When's the 2016 exam? Wednesday 8th June, am.

Saturday, 9 May 2015

PRESS POWER It was the press wot won it?

IN A NUTSHELL: 
It was always debatable to what extent press bias reflected or shaped public opinion; in the digitised age, press influence is easy to dismiss, but the near-uniformity of anti-Labour flak and the close links between the Tory campaign and press angles (e.g., the vicious attacks on Miliband), to the extent of the Telegraph promoting 'stories' about letters it helped to generate, and the Sun offering to pay for pro-Tory stories, was undeniably a factor. The press brutalised the party (Labour) that dared to propose tougher press regulation; the Tories policy to leave it as it is, with IPSO. Political leaders will remain wary of picking fights with the press. Also, it certainly wasn't Twitter wot won it!
In the1992 general election it was the Sun “wot won it” for John Major’s Conservatives. In 2015 such hubristic declarations seemed to hark from a different era, dating back to a time before the advent of social media and rolling news curbed the influence of the rightwing press. ...
It is likely that whoever replaces Miliband as Labour leader will be even more wary of threatening Murdoch or any other press baron with increased regulation and the breakup of their empires 

Miliband was unfortunate with his timing; at the height of the public uproar over the News of the World's Milly Dowling phone hacking in 2011, his tough stance on regulation would have been a vote-winner:
Tony Blair flew halfway across the world to address an annual meeting of News Corp soon after being made party leader.
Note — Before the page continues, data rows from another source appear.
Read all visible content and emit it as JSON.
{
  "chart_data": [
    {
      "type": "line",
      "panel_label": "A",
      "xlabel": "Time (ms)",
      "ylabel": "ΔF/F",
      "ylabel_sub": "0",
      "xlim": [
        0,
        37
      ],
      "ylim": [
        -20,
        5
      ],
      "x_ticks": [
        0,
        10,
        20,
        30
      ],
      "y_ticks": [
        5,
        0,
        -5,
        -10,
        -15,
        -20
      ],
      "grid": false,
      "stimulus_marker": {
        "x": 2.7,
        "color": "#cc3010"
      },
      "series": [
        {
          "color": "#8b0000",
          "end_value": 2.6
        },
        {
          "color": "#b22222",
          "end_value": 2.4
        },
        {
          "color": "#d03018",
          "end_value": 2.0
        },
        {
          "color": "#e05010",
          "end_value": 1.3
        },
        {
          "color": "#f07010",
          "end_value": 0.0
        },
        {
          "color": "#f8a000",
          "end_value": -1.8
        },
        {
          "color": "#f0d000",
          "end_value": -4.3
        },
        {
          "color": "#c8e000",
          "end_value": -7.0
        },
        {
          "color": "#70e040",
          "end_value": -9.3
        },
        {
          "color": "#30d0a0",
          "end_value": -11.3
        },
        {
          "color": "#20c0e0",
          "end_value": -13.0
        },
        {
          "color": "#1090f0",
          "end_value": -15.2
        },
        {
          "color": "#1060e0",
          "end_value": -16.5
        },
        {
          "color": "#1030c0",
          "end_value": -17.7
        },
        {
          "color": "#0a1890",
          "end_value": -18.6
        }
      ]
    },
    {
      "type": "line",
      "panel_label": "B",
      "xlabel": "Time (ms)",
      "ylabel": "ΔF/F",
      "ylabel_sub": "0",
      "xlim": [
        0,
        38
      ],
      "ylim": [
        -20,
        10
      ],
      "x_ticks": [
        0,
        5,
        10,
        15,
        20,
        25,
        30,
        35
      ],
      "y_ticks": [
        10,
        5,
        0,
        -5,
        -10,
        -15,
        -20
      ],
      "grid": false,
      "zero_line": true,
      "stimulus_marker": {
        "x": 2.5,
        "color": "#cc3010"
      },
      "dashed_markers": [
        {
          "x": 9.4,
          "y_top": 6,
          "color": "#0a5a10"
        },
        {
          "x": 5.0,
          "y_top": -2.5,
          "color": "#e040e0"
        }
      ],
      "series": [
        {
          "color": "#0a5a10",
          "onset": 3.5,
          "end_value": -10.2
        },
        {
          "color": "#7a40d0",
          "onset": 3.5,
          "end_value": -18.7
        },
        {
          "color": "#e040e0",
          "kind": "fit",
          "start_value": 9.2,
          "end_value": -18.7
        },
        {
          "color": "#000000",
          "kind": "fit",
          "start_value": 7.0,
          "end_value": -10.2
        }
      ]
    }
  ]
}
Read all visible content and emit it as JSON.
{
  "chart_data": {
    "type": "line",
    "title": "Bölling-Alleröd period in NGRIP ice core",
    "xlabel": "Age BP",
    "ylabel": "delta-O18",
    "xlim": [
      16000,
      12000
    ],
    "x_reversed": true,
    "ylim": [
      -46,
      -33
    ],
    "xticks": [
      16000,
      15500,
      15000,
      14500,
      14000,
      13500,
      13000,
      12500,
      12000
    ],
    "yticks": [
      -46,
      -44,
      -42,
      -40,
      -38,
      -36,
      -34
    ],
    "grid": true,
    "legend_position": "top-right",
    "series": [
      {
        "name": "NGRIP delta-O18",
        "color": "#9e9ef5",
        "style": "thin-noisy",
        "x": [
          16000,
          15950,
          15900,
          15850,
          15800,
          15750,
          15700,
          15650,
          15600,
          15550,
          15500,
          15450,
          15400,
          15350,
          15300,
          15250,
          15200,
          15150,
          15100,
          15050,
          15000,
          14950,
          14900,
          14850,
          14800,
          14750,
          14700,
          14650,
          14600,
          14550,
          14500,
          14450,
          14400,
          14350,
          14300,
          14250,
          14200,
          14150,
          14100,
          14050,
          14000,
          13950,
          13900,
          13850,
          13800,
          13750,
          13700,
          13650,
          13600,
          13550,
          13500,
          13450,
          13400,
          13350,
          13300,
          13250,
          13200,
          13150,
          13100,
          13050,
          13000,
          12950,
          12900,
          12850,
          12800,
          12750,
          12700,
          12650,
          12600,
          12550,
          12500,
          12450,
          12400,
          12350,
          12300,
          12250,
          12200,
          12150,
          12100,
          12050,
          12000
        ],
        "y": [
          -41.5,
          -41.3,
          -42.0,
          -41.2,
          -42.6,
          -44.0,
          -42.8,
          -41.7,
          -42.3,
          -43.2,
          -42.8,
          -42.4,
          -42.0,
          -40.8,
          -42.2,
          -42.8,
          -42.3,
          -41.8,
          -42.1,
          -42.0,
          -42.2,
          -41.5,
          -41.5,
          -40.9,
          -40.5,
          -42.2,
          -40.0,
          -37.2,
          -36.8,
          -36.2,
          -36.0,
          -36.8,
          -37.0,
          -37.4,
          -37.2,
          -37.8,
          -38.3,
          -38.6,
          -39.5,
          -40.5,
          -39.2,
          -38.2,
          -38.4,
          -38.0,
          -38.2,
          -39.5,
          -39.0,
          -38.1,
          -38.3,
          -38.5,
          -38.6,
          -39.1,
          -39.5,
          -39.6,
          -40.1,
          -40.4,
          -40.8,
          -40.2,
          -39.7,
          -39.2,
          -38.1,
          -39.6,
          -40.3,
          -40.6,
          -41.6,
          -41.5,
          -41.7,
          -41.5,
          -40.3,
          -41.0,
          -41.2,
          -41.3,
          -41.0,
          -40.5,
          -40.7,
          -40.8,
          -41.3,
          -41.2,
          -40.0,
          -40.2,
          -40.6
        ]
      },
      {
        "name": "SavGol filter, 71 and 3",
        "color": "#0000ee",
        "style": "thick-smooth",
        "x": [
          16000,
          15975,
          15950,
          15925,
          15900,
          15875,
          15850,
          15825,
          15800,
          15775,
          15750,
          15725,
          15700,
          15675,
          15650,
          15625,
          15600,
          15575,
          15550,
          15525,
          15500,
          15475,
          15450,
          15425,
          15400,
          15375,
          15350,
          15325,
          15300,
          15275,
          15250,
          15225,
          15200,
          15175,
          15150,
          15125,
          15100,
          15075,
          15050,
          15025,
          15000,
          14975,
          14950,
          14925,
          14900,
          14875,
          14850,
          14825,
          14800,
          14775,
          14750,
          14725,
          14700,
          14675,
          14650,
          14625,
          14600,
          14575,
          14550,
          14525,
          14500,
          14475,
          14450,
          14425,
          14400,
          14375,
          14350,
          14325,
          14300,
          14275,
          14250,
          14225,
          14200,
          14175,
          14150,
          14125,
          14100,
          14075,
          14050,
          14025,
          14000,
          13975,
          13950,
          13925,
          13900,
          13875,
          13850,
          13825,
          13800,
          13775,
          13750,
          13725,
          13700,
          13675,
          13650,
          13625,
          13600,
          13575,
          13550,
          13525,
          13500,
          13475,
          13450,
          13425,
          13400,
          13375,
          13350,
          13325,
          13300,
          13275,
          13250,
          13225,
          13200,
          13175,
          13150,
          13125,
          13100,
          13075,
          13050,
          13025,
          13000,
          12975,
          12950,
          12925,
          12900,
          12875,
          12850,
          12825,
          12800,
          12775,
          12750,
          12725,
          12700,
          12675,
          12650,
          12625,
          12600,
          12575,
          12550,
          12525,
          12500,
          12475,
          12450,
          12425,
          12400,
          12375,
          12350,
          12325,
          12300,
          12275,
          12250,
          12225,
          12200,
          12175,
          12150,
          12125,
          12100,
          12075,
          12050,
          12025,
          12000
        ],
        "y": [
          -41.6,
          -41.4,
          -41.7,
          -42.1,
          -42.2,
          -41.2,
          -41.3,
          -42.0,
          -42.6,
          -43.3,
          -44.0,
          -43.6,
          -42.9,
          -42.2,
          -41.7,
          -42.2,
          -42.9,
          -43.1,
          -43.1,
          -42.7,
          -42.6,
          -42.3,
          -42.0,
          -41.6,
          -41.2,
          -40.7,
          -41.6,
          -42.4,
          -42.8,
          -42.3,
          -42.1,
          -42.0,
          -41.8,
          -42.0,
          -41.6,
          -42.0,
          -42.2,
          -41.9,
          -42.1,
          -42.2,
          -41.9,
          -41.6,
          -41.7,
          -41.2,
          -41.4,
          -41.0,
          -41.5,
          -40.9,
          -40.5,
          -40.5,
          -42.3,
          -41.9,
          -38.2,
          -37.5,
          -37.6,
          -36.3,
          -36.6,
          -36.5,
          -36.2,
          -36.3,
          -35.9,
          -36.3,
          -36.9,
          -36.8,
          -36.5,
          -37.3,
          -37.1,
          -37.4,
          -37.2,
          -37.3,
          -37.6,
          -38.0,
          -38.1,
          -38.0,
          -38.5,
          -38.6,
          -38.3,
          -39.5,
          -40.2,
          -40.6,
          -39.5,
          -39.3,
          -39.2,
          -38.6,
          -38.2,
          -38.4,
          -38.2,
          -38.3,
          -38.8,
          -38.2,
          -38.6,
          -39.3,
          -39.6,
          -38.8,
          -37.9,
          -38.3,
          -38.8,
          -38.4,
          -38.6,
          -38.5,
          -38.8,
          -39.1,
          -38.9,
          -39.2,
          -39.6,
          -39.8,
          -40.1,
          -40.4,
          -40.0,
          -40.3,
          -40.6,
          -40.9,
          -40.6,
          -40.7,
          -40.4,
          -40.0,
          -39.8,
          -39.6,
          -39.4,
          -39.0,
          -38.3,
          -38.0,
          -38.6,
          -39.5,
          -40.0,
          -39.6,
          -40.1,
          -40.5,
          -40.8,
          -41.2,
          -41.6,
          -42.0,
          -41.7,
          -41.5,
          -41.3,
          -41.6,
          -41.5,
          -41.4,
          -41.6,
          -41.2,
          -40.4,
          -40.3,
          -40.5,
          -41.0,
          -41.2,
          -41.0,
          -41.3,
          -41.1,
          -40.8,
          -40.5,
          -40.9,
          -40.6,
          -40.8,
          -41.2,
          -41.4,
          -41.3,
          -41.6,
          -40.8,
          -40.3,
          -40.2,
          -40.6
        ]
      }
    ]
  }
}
Miliband used his own refusal to do so as a way of divorcing himself from the mistakes of the Blairite past in 2010. The Labour party manifesto was the only one to vow to protect media plurality and implement the Leveson inquiry’s recommendations for independent press regulation.
PROF. CURTICE ARGUES PRESS HAVE ZERO INFLUENCE ... BUT NOR DID TWITTER
John Curtice, a professor of politics at the University of Strathclyde who has studied election results for years, said the while newspapers “do influence some individuals, impact in aggregate is close to zero”.The jury may still be out over the impact of the press, but social media certainly did not influence the result. Asked whether the Sun could run the “won it” headline this weekend, one tabloid editor said: “Nah, but I tell you what, it certainly wasn’t Twitter wot won it.”Miliband lost despite the support, albeit belated, of Russell Brand and some of his hordes of YouTube viewers, as well as the Twitter #Milifans. “Thank you for the selfies, thank you for the support and thank you for the most unlikely cult of the 21st century, Milifandom,” the Labour leader said in his resignation speech.
Martinson was covering for Roy Greenslade whilst he took a holiday; just back, he agrees with Martinson that the press bias was significant, but stresses that its the longer term coverage, not the hysterical election period, that was crucial, particularly in building up UKIP and its anti-EU, anti-immigrant agenda 
As the Labour party tears itself apart trying to come to terms with its general election performance, it should understand this reality: the right-wing press was overwhelmingly responsible for its defeat.why did Ukip do so well? Because in the five years leading up to the election, the right-wing press lent it, and its policies, credence.In an effort to ensure that David Cameron’s Conservative party followed a largely anti-EU agenda, newspapers gave disproportionately favourable coverage to Farage and his party.The press’s role in the 2015 election requires more investigation. As so often, the coverage over six weeks tells us little more than we could have anticipated before the campaign began. Agenda-setting over a longer period is far more important.